At last my search had paid off. I was completely geeked! That is, until another fan pointed out that my ticket was fake (as were both of his -- all three tickets were for the same seat). I only had 20 bucks left, so I knew I would just have to go for it (the ticket was an obvious fake when compared to a real one). I picked out the laziest security check man, and went to his gate. There were about 30 people trying to sit in my "assigned" seat, so I spent most of the first quarter bouncing around the WSU section, telling my sob story to the Cougar fans. I finally found an open one, and Michigan prevailed, securing a national championship. And the fake ticket turned out to be a pretty darn unique souvenir.
-- Andrew, Chicago
After the 1975 Rose Bowl, my buddies and I returned to the car to go home. We parked on a side street that fed into a major road that took us over the hill into Glendale. The cars on the main road would not let the side street traffic turn left. I had taken a straw hat and whistle to the game.

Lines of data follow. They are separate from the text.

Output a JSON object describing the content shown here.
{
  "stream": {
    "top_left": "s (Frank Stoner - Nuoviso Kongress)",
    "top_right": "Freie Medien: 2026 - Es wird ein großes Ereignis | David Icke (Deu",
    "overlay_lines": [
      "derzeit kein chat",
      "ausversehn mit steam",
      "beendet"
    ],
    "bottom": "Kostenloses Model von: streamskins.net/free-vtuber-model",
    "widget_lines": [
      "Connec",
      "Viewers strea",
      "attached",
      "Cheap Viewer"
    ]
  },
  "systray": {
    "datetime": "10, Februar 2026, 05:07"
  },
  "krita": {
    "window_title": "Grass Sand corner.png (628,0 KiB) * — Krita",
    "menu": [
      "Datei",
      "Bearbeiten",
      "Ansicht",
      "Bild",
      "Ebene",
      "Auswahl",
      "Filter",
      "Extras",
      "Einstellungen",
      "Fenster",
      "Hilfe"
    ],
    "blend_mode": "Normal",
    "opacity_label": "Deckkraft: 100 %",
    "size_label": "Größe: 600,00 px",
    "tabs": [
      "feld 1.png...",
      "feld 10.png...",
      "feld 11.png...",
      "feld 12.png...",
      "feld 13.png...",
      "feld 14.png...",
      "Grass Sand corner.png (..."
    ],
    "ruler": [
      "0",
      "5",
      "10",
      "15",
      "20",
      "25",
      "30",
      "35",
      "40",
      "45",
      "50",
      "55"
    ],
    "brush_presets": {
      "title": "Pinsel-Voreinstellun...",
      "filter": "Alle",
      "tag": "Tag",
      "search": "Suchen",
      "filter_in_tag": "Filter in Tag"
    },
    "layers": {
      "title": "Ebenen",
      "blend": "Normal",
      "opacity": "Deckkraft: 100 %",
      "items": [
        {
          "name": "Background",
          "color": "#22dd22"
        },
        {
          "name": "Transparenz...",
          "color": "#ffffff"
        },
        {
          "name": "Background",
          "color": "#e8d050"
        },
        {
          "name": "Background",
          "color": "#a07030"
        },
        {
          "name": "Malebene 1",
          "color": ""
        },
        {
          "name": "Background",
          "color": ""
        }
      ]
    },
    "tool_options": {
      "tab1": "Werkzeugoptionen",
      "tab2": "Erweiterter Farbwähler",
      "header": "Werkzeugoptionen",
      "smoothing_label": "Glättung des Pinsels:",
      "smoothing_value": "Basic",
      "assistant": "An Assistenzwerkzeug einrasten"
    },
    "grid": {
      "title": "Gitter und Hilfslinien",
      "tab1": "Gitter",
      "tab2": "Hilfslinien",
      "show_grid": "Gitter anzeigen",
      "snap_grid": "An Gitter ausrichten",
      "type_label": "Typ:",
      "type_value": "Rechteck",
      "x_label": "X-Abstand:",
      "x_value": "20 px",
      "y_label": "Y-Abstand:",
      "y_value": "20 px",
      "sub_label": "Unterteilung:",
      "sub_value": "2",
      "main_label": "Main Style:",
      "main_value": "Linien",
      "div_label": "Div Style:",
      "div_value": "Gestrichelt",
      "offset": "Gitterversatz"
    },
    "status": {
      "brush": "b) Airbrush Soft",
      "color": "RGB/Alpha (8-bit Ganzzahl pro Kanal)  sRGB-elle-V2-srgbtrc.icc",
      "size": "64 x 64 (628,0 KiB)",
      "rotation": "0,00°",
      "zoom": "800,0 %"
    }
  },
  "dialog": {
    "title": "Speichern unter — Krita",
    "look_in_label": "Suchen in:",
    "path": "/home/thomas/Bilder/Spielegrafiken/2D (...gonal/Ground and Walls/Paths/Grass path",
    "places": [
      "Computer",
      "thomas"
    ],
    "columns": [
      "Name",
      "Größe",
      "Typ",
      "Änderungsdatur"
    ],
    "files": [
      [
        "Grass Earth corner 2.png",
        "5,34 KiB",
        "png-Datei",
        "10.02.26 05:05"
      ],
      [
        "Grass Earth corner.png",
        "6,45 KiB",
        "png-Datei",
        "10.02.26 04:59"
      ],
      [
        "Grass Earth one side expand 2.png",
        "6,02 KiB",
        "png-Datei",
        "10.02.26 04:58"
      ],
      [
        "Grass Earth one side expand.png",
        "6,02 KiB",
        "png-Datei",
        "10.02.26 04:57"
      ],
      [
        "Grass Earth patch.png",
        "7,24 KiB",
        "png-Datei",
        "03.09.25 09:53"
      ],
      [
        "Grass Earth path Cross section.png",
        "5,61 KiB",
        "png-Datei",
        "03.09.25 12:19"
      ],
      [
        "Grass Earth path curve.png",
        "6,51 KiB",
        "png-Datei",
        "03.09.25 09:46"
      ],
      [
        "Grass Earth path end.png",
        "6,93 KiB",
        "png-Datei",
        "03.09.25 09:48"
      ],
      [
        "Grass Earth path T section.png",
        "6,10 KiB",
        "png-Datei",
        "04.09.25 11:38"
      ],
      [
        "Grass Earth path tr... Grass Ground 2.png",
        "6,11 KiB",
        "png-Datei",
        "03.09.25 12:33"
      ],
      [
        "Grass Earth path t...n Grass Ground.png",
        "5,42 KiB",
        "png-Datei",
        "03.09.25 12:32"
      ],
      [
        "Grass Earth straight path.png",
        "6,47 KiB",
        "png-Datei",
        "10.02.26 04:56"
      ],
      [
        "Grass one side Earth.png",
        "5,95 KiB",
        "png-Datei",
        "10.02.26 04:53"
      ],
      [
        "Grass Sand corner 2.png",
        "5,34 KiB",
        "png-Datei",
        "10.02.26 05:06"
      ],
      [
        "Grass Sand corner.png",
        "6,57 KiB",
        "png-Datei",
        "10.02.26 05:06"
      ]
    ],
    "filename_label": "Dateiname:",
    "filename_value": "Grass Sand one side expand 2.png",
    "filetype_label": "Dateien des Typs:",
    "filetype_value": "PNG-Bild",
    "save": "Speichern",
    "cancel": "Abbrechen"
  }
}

So, I grabbed a flashlight from my friend's car and ran down to the intersection. I proceeded to direct traffic with my whistle and flashlight. I soon stopped the traffic from the main road, and let the side street traffic turn left. When my friend's car arrived, he stopped, opened the back door, and I hopped in! I can only imagine what the people in the cars along the main road thought when they saw me get in my friend's car and drive away!
-- Curtis Reeves, Fresno, Calif.
Luke Winn is the college football producer for SI.com. The Beat appears each Wednesday on the site during the season, but sorry, this is the last one.